On emigrating during a pandemic

We are trying to move again this summer, to Ireland. I am, in the way of life at the moment ‘at’ University College Dublin already, although that ‘at’ is an @ and I write this in the room where I’ve done most of my writing for the last few years in my house in Coventry. The house is unnaturally tidy, the bookshelves have space on them after repeated culls (and the closure of bookshops interfering with my usual habits). I still have more clothes than a person ‘needs’, but they all fit me and I have actively decided to keep each one. (I am still arguing with myself about some favourite dresses and what my mother-in-law accurately identified as ‘an evening coat’, which I had previously considered an expensive but glorious mistake since it’s too long to wear on a bike and has no pockets; to keep such clothes now seems either an act of stupid naiveté or a necessary assertion of faith that one day there will be parties again, depending on the mood of the hour.) My son has a school place in Dublin and we rejoiced when Leo Varadkar announced that Irish children will be returning to real-life school in August.
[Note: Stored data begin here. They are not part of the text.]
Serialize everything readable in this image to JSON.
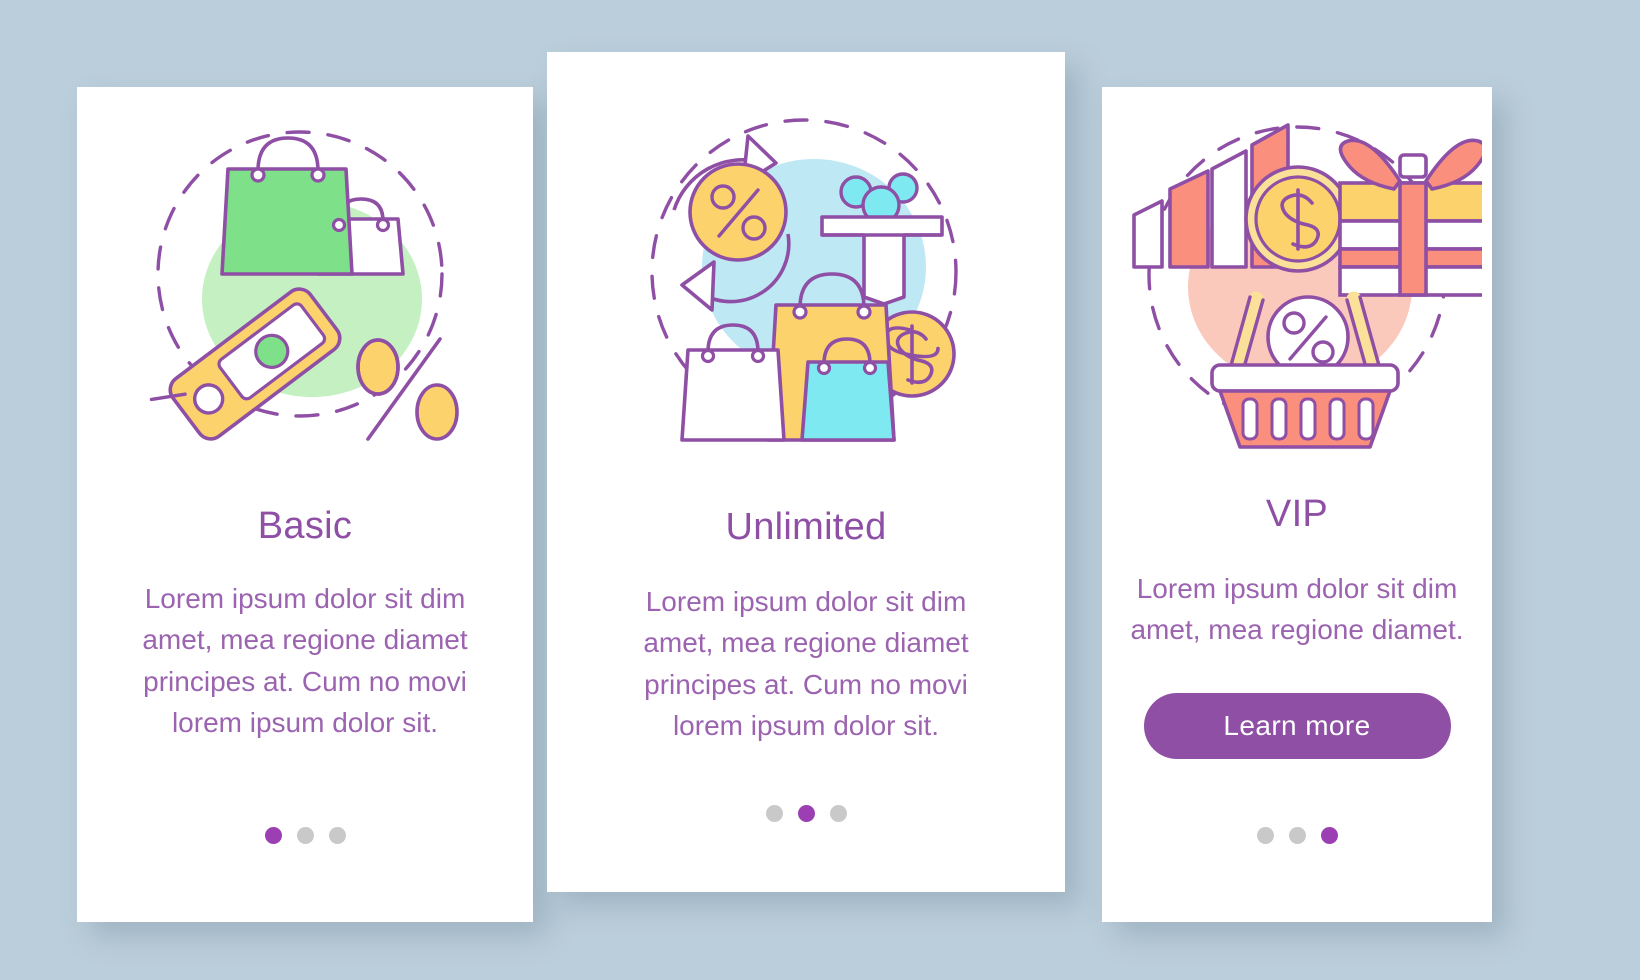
{
  "page": {
    "background_color": "#bbcedb",
    "accent_color": "#8e4fa5",
    "text_color": "#9b63b0",
    "dot_active_color": "#9b3fb3",
    "dot_inactive_color": "#c9c9c9"
  },
  "cards": [
    {
      "title": "Basic",
      "description": "Lorem ipsum dolor sit dim amet, mea regione diamet principes at. Cum no movi lorem ipsum dolor sit.",
      "illustration": "shopping-bags-price-tag-percent-illustration",
      "dots": {
        "count": 3,
        "active_index": 0
      }
    },
    {
      "title": "Unlimited",
      "description": "Lorem ipsum dolor sit dim amet, mea regione diamet principes at. Cum no movi lorem ipsum dolor sit.",
      "illustration": "percent-refresh-funnel-bags-dollar-coin-illustration",
      "dots": {
        "count": 3,
        "active_index": 1
      }
    },
    {
      "title": "VIP",
      "description": "Lorem ipsum dolor sit dim amet, mea regione diamet.",
      "illustration": "megaphone-dollar-coin-gift-box-basket-percent-illustration",
      "button": {
        "label": "Learn more"
      },
      "dots": {
        "count": 3,
        "active_index": 2
      }
    }
  ],
  "palette": {
    "outline": "#8e4fa5",
    "green": "#7fe08a",
    "green_blob": "#c4f0c2",
    "yellow": "#fbd26b",
    "blue_blob": "#bfe8f5",
    "cyan": "#7fe9f2",
    "cyan_light": "#9fe9f7",
    "coral": "#fa8f7d",
    "pink_blob": "#fbc8bc",
    "yellow_soft": "#fae099"
  }
}
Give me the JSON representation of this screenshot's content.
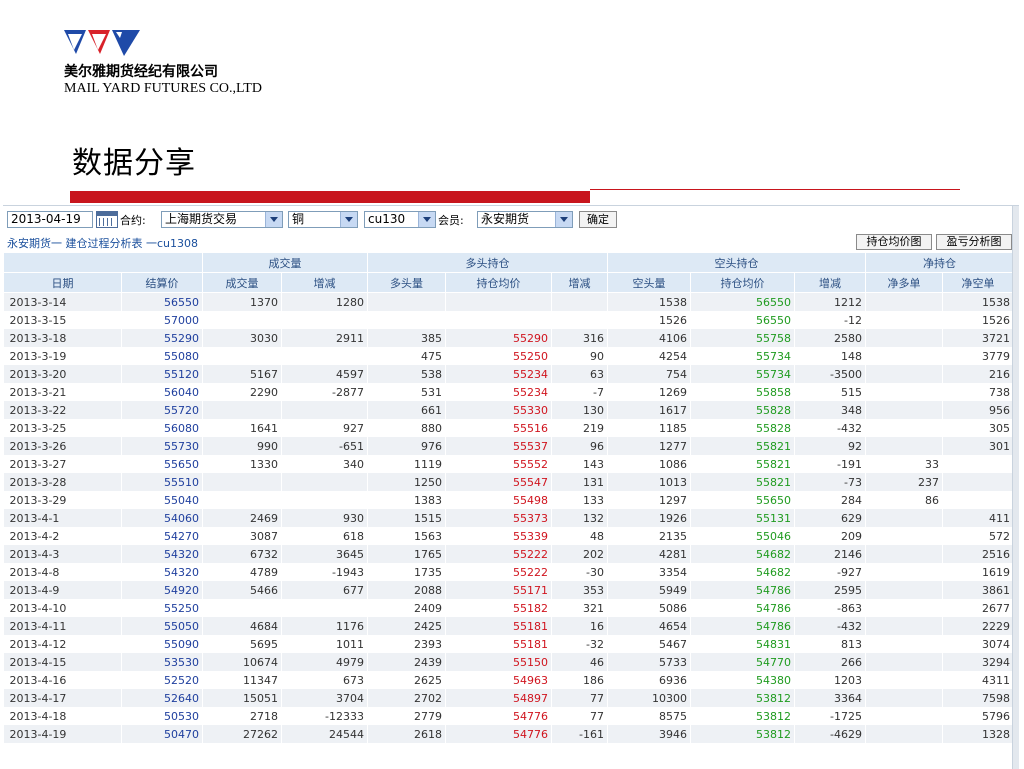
{
  "brand": {
    "name_cn": "美尔雅期货经纪有限公司",
    "name_en": "MAIL YARD FUTURES CO.,LTD",
    "logo_icon": "company-logo-icon",
    "colors": {
      "accent": "#c8151d",
      "logo_blue": "#1f4aa8",
      "logo_red": "#d8222a"
    }
  },
  "slide": {
    "title": "数据分享"
  },
  "toolbar": {
    "date": "2013-04-19",
    "contract_label": "合约:",
    "exchange": "上海期货交易",
    "product": "铜",
    "contract": "cu130",
    "member_label": "会员:",
    "member": "永安期货",
    "confirm_label": "确定"
  },
  "subbar": {
    "title": "永安期货一 建仓过程分析表 一cu1308",
    "btn_avg_chart": "持仓均价图",
    "btn_pnl_chart": "盈亏分析图"
  },
  "table": {
    "groups": {
      "volume": "成交量",
      "long": "多头持仓",
      "short": "空头持仓",
      "net": "净持仓"
    },
    "headers": [
      "日期",
      "结算价",
      "成交量",
      "增减",
      "多头量",
      "持仓均价",
      "增减",
      "空头量",
      "持仓均价",
      "增减",
      "净多单",
      "净空单"
    ],
    "rows": [
      [
        "2013-3-14",
        "56550",
        "1370",
        "1280",
        "",
        "",
        "",
        "1538",
        "56550",
        "1212",
        "",
        "1538"
      ],
      [
        "2013-3-15",
        "57000",
        "",
        "",
        "",
        "",
        "",
        "1526",
        "56550",
        "-12",
        "",
        "1526"
      ],
      [
        "2013-3-18",
        "55290",
        "3030",
        "2911",
        "385",
        "55290",
        "316",
        "4106",
        "55758",
        "2580",
        "",
        "3721"
      ],
      [
        "2013-3-19",
        "55080",
        "",
        "",
        "475",
        "55250",
        "90",
        "4254",
        "55734",
        "148",
        "",
        "3779"
      ],
      [
        "2013-3-20",
        "55120",
        "5167",
        "4597",
        "538",
        "55234",
        "63",
        "754",
        "55734",
        "-3500",
        "",
        "216"
      ],
      [
        "2013-3-21",
        "56040",
        "2290",
        "-2877",
        "531",
        "55234",
        "-7",
        "1269",
        "55858",
        "515",
        "",
        "738"
      ],
      [
        "2013-3-22",
        "55720",
        "",
        "",
        "661",
        "55330",
        "130",
        "1617",
        "55828",
        "348",
        "",
        "956"
      ],
      [
        "2013-3-25",
        "56080",
        "1641",
        "927",
        "880",
        "55516",
        "219",
        "1185",
        "55828",
        "-432",
        "",
        "305"
      ],
      [
        "2013-3-26",
        "55730",
        "990",
        "-651",
        "976",
        "55537",
        "96",
        "1277",
        "55821",
        "92",
        "",
        "301"
      ],
      [
        "2013-3-27",
        "55650",
        "1330",
        "340",
        "1119",
        "55552",
        "143",
        "1086",
        "55821",
        "-191",
        "33",
        ""
      ],
      [
        "2013-3-28",
        "55510",
        "",
        "",
        "1250",
        "55547",
        "131",
        "1013",
        "55821",
        "-73",
        "237",
        ""
      ],
      [
        "2013-3-29",
        "55040",
        "",
        "",
        "1383",
        "55498",
        "133",
        "1297",
        "55650",
        "284",
        "86",
        ""
      ],
      [
        "2013-4-1",
        "54060",
        "2469",
        "930",
        "1515",
        "55373",
        "132",
        "1926",
        "55131",
        "629",
        "",
        "411"
      ],
      [
        "2013-4-2",
        "54270",
        "3087",
        "618",
        "1563",
        "55339",
        "48",
        "2135",
        "55046",
        "209",
        "",
        "572"
      ],
      [
        "2013-4-3",
        "54320",
        "6732",
        "3645",
        "1765",
        "55222",
        "202",
        "4281",
        "54682",
        "2146",
        "",
        "2516"
      ],
      [
        "2013-4-8",
        "54320",
        "4789",
        "-1943",
        "1735",
        "55222",
        "-30",
        "3354",
        "54682",
        "-927",
        "",
        "1619"
      ],
      [
        "2013-4-9",
        "54920",
        "5466",
        "677",
        "2088",
        "55171",
        "353",
        "5949",
        "54786",
        "2595",
        "",
        "3861"
      ],
      [
        "2013-4-10",
        "55250",
        "",
        "",
        "2409",
        "55182",
        "321",
        "5086",
        "54786",
        "-863",
        "",
        "2677"
      ],
      [
        "2013-4-11",
        "55050",
        "4684",
        "1176",
        "2425",
        "55181",
        "16",
        "4654",
        "54786",
        "-432",
        "",
        "2229"
      ],
      [
        "2013-4-12",
        "55090",
        "5695",
        "1011",
        "2393",
        "55181",
        "-32",
        "5467",
        "54831",
        "813",
        "",
        "3074"
      ],
      [
        "2013-4-15",
        "53530",
        "10674",
        "4979",
        "2439",
        "55150",
        "46",
        "5733",
        "54770",
        "266",
        "",
        "3294"
      ],
      [
        "2013-4-16",
        "52520",
        "11347",
        "673",
        "2625",
        "54963",
        "186",
        "6936",
        "54380",
        "1203",
        "",
        "4311"
      ],
      [
        "2013-4-17",
        "52640",
        "15051",
        "3704",
        "2702",
        "54897",
        "77",
        "10300",
        "53812",
        "3364",
        "",
        "7598"
      ],
      [
        "2013-4-18",
        "50530",
        "2718",
        "-12333",
        "2779",
        "54776",
        "77",
        "8575",
        "53812",
        "-1725",
        "",
        "5796"
      ],
      [
        "2013-4-19",
        "50470",
        "27262",
        "24544",
        "2618",
        "54776",
        "-161",
        "3946",
        "53812",
        "-4629",
        "",
        "1328"
      ]
    ]
  }
}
I have an Irish social security number and a tax certificate, a long email explaining Irish health insurance that I need to read. We’ve worked out, we think, how to take a Siamese cat across the Irish Sea during a pandemic, and I have permission from my husband to buy a treadmill and take it with us so that I can run from the first day of the two-week quarantine with which our new lives will begin. My sons remarked that as long as there’s water in the taps we’ll survive fourteen days without food, but I’m working towards a better arrangement than that. (I did catch myself wondering if we could eat a lot in Wales before taking the ferry and then get 168 meal replacement drinks delivered, but for any readers with an interest in child protection I promise I won’t do that.)

We started planning this move in the wake of the Brexit vote. I went to the West Cork Literary Festival and shared an event with John Boyne, who spoke of the Equal Marriage Act and the difference between theocratic, conservative Ireland of his childhood and the progressive liberal democracy of today. Someone in the audience said something about living in a time of progress, everyone else agreed, and I thought how good it would be to live in a country where things seemed, by and large and with inevitable exceptions, with a glance towards the climate emergency, to be getting better. Over the following months, I went to more Irish literary festivals, made friends with Irish readers and writers, began to see that the idea that literature is valued more in Ireland than England is not just a stereotype. I liked the much wider range of ages and backgrounds at Irish literary events, and most of all I loved the sociability, the conversations over lunch and in the bar and in taxis and shops, the way almost anyone would chat about books and politics and history and ideas. I found myself staying up late talking to new friends and strangers in a way that I haven’t done since I was a student in England. I want to live in Europe. I want to live by the sea again. I want my kids to start their adult lives in a country more interested in the future than the past. I know Ireland is no eutopia – its environmental record is alarming, there’s a housing crisis that may or may not be solved by a Covid crash but certainly wasn’t solved by the government, it has all the disadvantages as well as benefits of a small country and despite exciting changes in law, the Catholic church casts a long shadow over healthcare and education – but I am excited about the move, and when the emigration bureaucracy feels overwhelming I think of all my conversations with Irish readers and writers, how it will be to teach literature in such a place. It’s embarrassing, but I think I might be moving to Ireland for the craic.

I just hope the craic survives social distancing.